I haven’t spoken much about this lately. Mainly because there isn’t a lot to say, from my perspective. I am living each day the best I can. I still seem to get tired most in the late afternoons, early evenings. The nausea is nothing like before and glad for that! I still have that chemobrain thing where things take a bit of time to form before I can speak logically (and less jumbly) but this can easily be mistaken for exuberance or dorkiness too!! But really just living in the moment and taking it as it comes. I have more tests in September and that will provide more information of how things are going.
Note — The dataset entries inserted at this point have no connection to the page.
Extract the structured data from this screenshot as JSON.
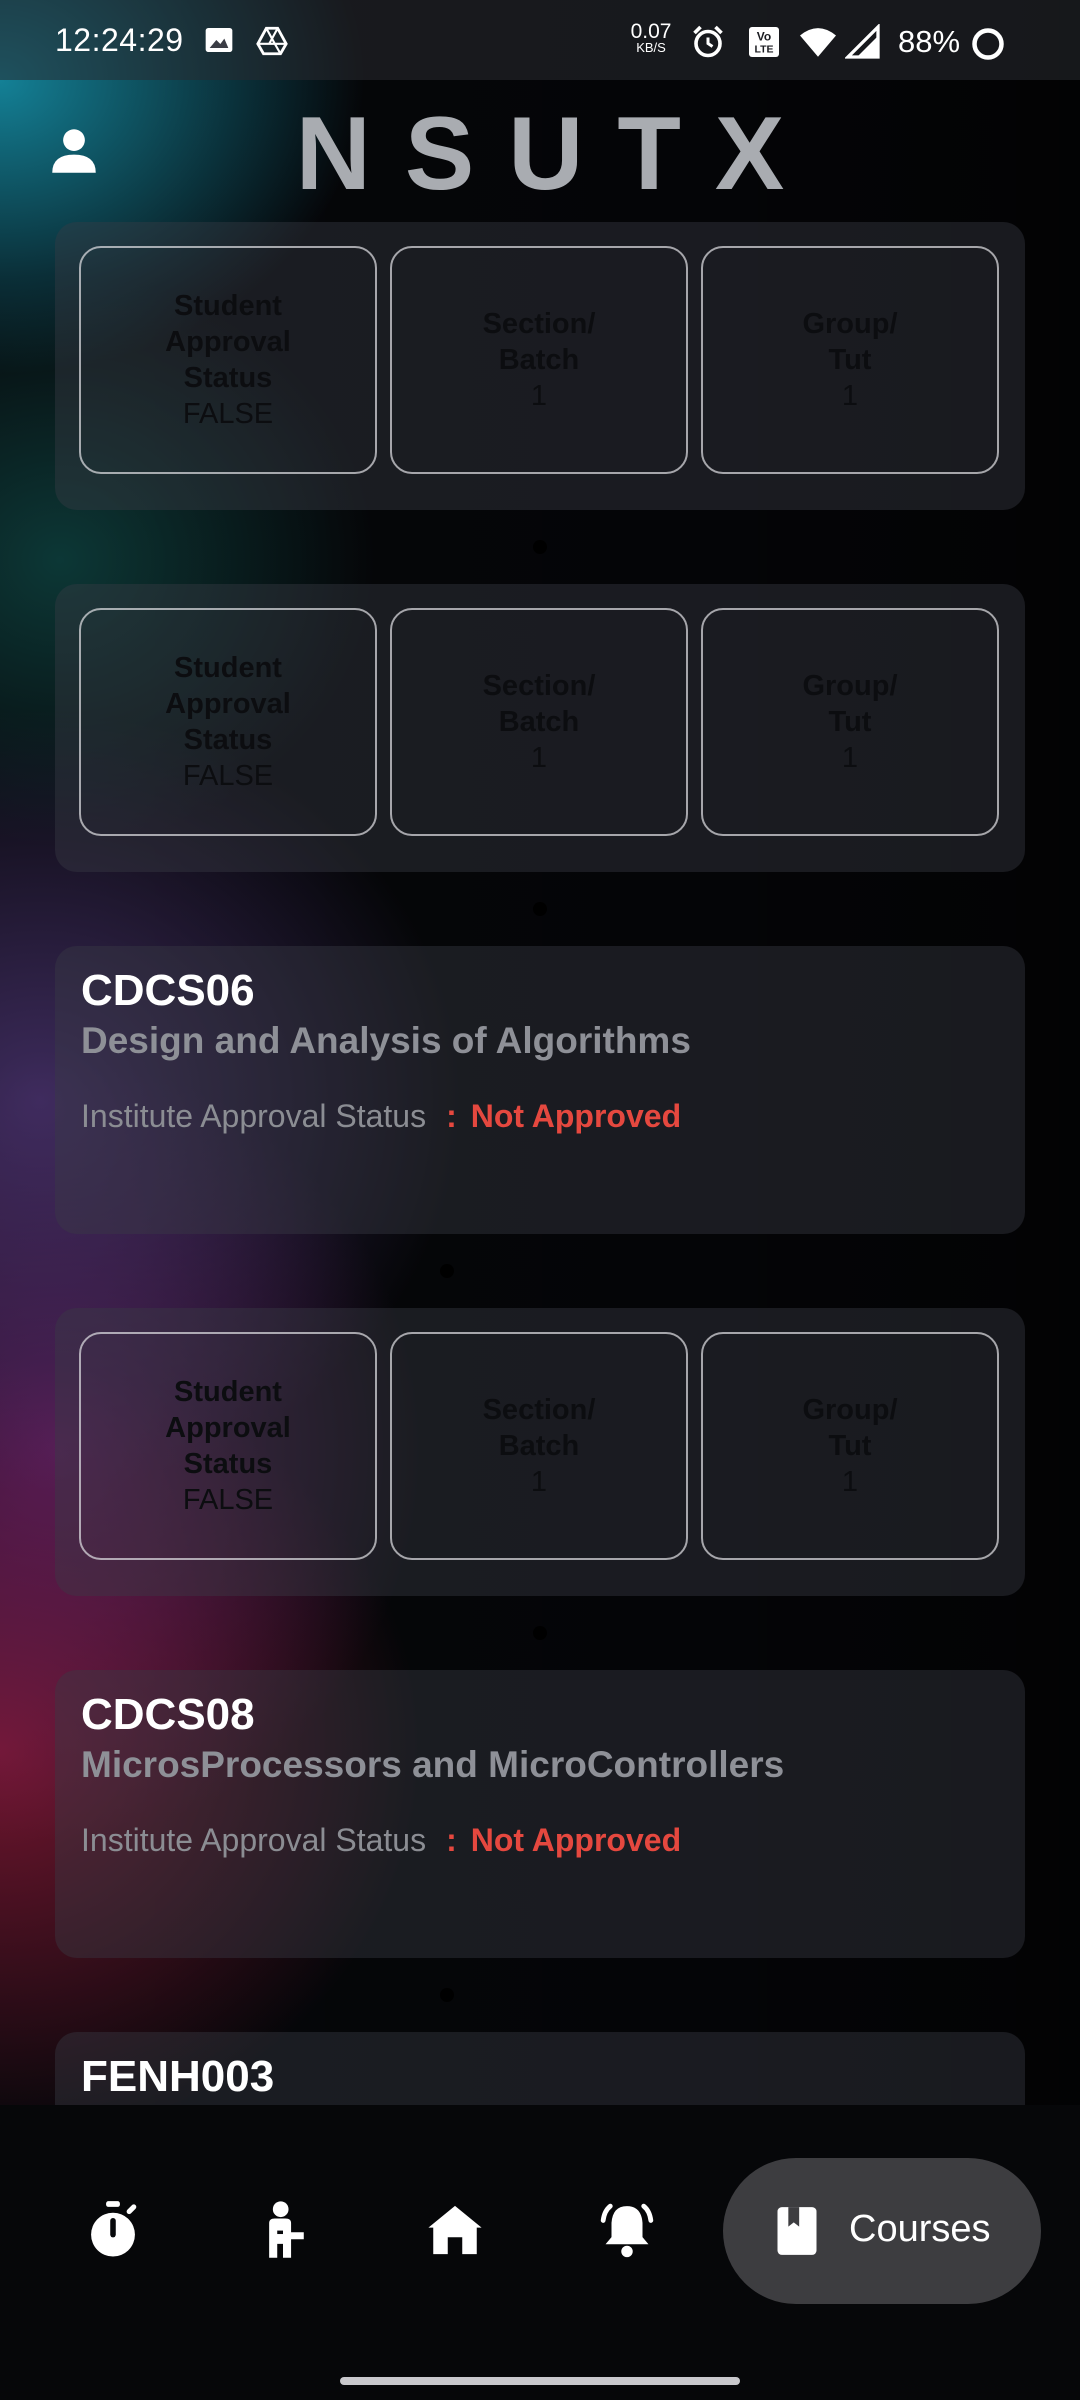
{
  "status_bar": {
    "time": "12:24:29",
    "speed_value": "0.07",
    "speed_unit": "KB/S",
    "battery": "88%",
    "icons": [
      "image-icon",
      "drive-icon",
      "alarm-icon",
      "volte-icon",
      "wifi-icon",
      "signal-icon",
      "battery-ring-icon"
    ]
  },
  "header": {
    "title": "NSUTX",
    "profile_icon": "person-icon"
  },
  "labels": {
    "student_approval": "Student\nApproval\nStatus",
    "section_batch": "Section/\nBatch",
    "group_tut": "Group/\nTut",
    "institute_approval": "Institute Approval Status",
    "separator": ":"
  },
  "info_cards": [
    {
      "student_approval_value": "FALSE",
      "section_value": "1",
      "group_value": "1"
    },
    {
      "student_approval_value": "FALSE",
      "section_value": "1",
      "group_value": "1"
    },
    {
      "student_approval_value": "FALSE",
      "section_value": "1",
      "group_value": "1"
    }
  ],
  "courses": [
    {
      "code": "CDCS06",
      "name": "Design and Analysis of Algorithms",
      "approval": "Not Approved"
    },
    {
      "code": "CDCS08",
      "name": "MicrosProcessors and MicroControllers",
      "approval": "Not Approved"
    },
    {
      "code": "FENH003"
    }
  ],
  "bottom_nav": {
    "items": [
      {
        "icon": "stopwatch-icon"
      },
      {
        "icon": "person-raising-hand-icon"
      },
      {
        "icon": "home-icon"
      },
      {
        "icon": "bell-ringing-icon"
      }
    ],
    "active": {
      "icon": "book-icon",
      "label": "Courses"
    }
  },
  "colors": {
    "not_approved": "#e5483f",
    "accent_pill": "#3d3d40"
  }
}
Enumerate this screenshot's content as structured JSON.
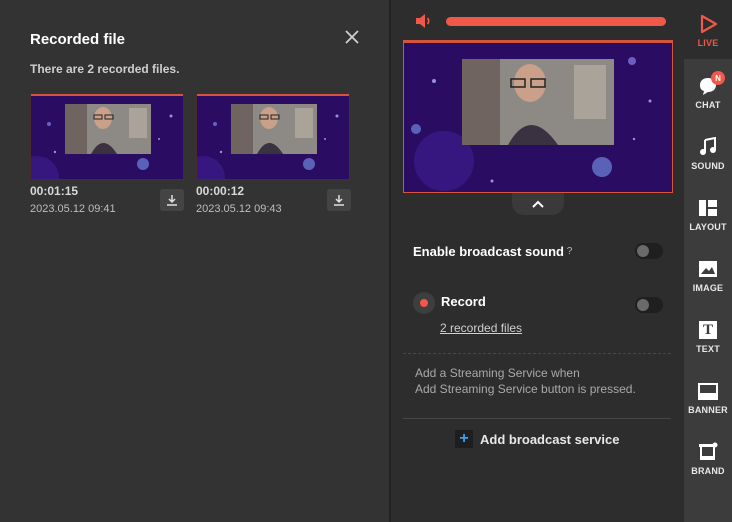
{
  "recorded": {
    "title": "Recorded file",
    "count_text": "There are 2 recorded files.",
    "files": [
      {
        "duration": "00:01:15",
        "date": "2023.05.12 09:41"
      },
      {
        "duration": "00:00:12",
        "date": "2023.05.12 09:43"
      }
    ]
  },
  "settings": {
    "volume_level": 1.0,
    "broadcast_sound_label": "Enable broadcast sound",
    "help_label": "?",
    "broadcast_sound_enabled": false,
    "record_label": "Record",
    "record_enabled": false,
    "recorded_files_link": "2 recorded files",
    "info_line1": "Add a Streaming Service when",
    "info_line2": "Add Streaming Service button is pressed.",
    "add_service_label": "Add broadcast service"
  },
  "toolbar": {
    "live": "LIVE",
    "chat": "CHAT",
    "chat_badge": "N",
    "sound": "SOUND",
    "layout": "LAYOUT",
    "image": "IMAGE",
    "text": "TEXT",
    "text_glyph": "T",
    "banner": "BANNER",
    "brand": "BRAND"
  },
  "colors": {
    "accent": "#f0584a",
    "plus": "#3aa0f0",
    "video_bg": "#2a0d63"
  }
}
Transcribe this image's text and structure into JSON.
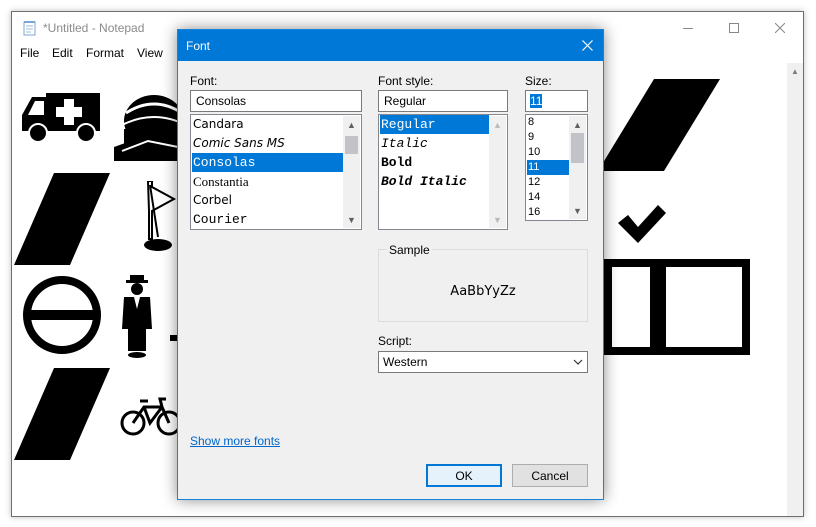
{
  "notepad": {
    "title": "*Untitled - Notepad",
    "menu": [
      "File",
      "Edit",
      "Format",
      "View"
    ],
    "icons": {
      "app": "notepad-icon",
      "minimize": "minimize-icon",
      "maximize": "maximize-icon",
      "close": "close-icon",
      "content_symbols": [
        "ambulance-icon",
        "steam-locomotive-icon",
        "slash-icon",
        "flag-icon",
        "no-entry-icon",
        "man-in-suit-icon",
        "bicycle-icon",
        "checkmark-icon",
        "empty-box-icon"
      ]
    }
  },
  "dialog": {
    "title": "Font",
    "font_label": "Font:",
    "font_value": "Consolas",
    "font_list": [
      "Candara",
      "Comic Sans MS",
      "Consolas",
      "Constantia",
      "Corbel",
      "Courier"
    ],
    "font_selected": "Consolas",
    "style_label": "Font style:",
    "style_value": "Regular",
    "style_list": [
      "Regular",
      "Italic",
      "Bold",
      "Bold Italic"
    ],
    "style_selected": "Regular",
    "size_label": "Size:",
    "size_value": "11",
    "size_list": [
      "8",
      "9",
      "10",
      "11",
      "12",
      "14",
      "16"
    ],
    "size_selected": "11",
    "sample_label": "Sample",
    "sample_text": "AaBbYyZz",
    "script_label": "Script:",
    "script_value": "Western",
    "show_more": "Show more fonts",
    "ok": "OK",
    "cancel": "Cancel"
  },
  "colors": {
    "accent": "#0078d7",
    "link": "#0066cc",
    "dialog_bg": "#f0f0f0"
  }
}
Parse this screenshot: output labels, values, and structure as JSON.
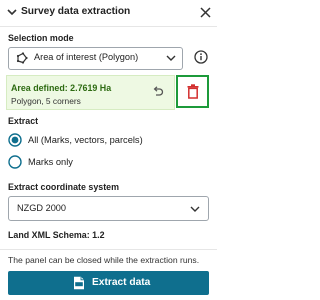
{
  "header": {
    "title": "Survey data extraction",
    "collapse_icon": "chevron-down-icon",
    "close_icon": "close-icon"
  },
  "selection_mode": {
    "label": "Selection mode",
    "selected": "Area of interest (Polygon)",
    "icon": "polygon-icon",
    "info_icon": "info-icon"
  },
  "area": {
    "title": "Area defined: 2.7619 Ha",
    "detail": "Polygon, 5 corners",
    "undo_icon": "undo-icon",
    "delete_icon": "trash-icon"
  },
  "extract": {
    "label": "Extract",
    "options": [
      {
        "label": "All (Marks, vectors, parcels)",
        "selected": true
      },
      {
        "label": "Marks only",
        "selected": false
      }
    ]
  },
  "coordinate_system": {
    "label": "Extract coordinate system",
    "selected": "NZGD 2000"
  },
  "schema": {
    "label": "Land XML Schema: 1.2"
  },
  "note": "The panel can be closed while the extraction runs.",
  "extract_button": {
    "label": "Extract data",
    "icon": "xml-file-icon"
  },
  "colors": {
    "primary": "#0f6f8e",
    "success_bg": "#eef9e3",
    "success_text": "#2e6b12",
    "delete_red": "#d32f2f",
    "highlight_border": "#1c9a3a"
  }
}
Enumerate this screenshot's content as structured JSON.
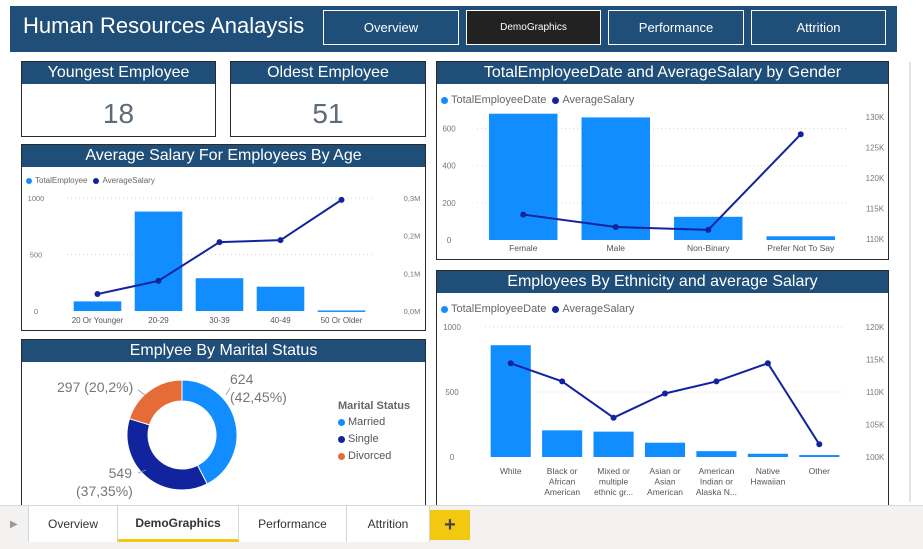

Other than that, I continue my quest of doing new things or going to new places as much as possible and getting to know some friends more deeply than I had before. This has provided so many bright spots. It may sound trivial to some, but as a single, sometimes it does not come as easily to just go out to this festival or that concert. Sometimes others cannot make it or join you and you really want to go. Do I then go alone? Sometimes. I have also become more of a joiner as well as more spontaneous.
Some personal moments lately have really highlighted for me the love I have for Omaha. It is my home and I am wonderfully at peace here. I have not had a place, in my adult life, that has felt this way to me. So I continue to embrace this with less trepidation and more gusto.
So the cancer is a part of me that guides me. Sometimes I nap for 3 hours or sleep for 13. Sometimes I spend the entire day with friends in Lincoln, or go to the Outdoor Market, or Jazz on the Green, or join a new book club. Or like today, go to a wine tasting (of sweet wines, my fave!!) and then to the Greek Fest with a gaggle of friends. Life is made up of moments and I am enjoying all of them.